Have a mixed system and all leathers have grown double if not triple their size, all torches and hammers have grown 2-3 heads in 6 months, and even my sps have almost doubled in size. Even with just a single budget Amazon light that’s getting replaced next month.
Patience is not in my vocabulary, but with this hobby, it’s the only thing that works.

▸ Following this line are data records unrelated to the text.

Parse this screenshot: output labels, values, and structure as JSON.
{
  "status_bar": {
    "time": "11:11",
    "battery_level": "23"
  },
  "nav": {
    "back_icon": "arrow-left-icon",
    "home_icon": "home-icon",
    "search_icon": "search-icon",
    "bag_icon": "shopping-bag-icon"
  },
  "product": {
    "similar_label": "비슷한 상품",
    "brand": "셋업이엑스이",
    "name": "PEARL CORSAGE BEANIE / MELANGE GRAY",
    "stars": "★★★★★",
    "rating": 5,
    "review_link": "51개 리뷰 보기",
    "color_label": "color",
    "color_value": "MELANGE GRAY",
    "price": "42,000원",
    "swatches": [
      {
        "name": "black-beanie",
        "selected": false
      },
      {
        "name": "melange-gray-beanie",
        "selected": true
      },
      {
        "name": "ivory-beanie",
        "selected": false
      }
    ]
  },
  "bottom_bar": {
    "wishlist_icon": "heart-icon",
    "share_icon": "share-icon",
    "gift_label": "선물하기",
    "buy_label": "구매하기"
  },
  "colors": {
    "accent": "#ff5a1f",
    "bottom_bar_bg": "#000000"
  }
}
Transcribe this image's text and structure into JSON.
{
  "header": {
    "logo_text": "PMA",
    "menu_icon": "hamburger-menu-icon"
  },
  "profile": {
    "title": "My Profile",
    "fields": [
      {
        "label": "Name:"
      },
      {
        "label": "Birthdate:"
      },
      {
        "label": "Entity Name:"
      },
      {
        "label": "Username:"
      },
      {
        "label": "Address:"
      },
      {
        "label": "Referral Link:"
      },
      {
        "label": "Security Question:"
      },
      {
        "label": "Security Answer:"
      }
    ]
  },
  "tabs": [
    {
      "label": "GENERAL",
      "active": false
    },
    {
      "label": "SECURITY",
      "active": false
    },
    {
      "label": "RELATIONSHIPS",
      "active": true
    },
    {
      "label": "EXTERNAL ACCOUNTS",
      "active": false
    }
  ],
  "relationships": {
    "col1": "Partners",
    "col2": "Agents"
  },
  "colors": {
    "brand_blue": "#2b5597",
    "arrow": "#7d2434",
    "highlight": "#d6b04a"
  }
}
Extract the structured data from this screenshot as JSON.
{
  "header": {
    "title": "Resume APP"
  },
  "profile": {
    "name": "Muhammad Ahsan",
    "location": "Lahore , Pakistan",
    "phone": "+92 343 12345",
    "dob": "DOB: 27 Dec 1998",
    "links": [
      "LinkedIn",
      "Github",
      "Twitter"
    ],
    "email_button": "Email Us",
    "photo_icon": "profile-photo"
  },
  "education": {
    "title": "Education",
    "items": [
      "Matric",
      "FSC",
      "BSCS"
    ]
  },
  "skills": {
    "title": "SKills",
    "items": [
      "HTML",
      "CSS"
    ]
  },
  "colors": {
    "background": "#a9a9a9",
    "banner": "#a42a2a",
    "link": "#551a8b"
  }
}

This is my third attempt at this hobby after velvet wiped out my first tank and brook killed all my fish in my new system and made me keep a fallow system for 4 months with just corals. It’s all about learning and being patient.
DONT GIVE UP!!!
In the past I use only inverts and fish to help get rid off pests never chemicals except for now while fighting Phosphates.Yes its frustrating at times. I think that the secret is just to take it slow. I do think that you might be changing too much water too fast. I have a 60 gallon of LPS that I change water 10-15 gallons of water in per month. Its been running for year at this point though. You mention that you had a few issues and beat them. Did you use chemical treatments? I find that when I tried that early on I was fighting the tank instead of cultivating it. You want the bacteria biome and systems to do the heavy lifting on nutrient breakdown.
Without knowing your stocking or systems, I would say feed less and only frozen (as long as you don't have anthias or other high energy fish). Pellets are evil when it comes to high phosphates and I had to abandon them completely. You can feed every other day for a month or two and your fish will live just fine. Also, maybe set up a refugium or algae reactor. Both of those two changes helped me stabilize my tanks tremendously.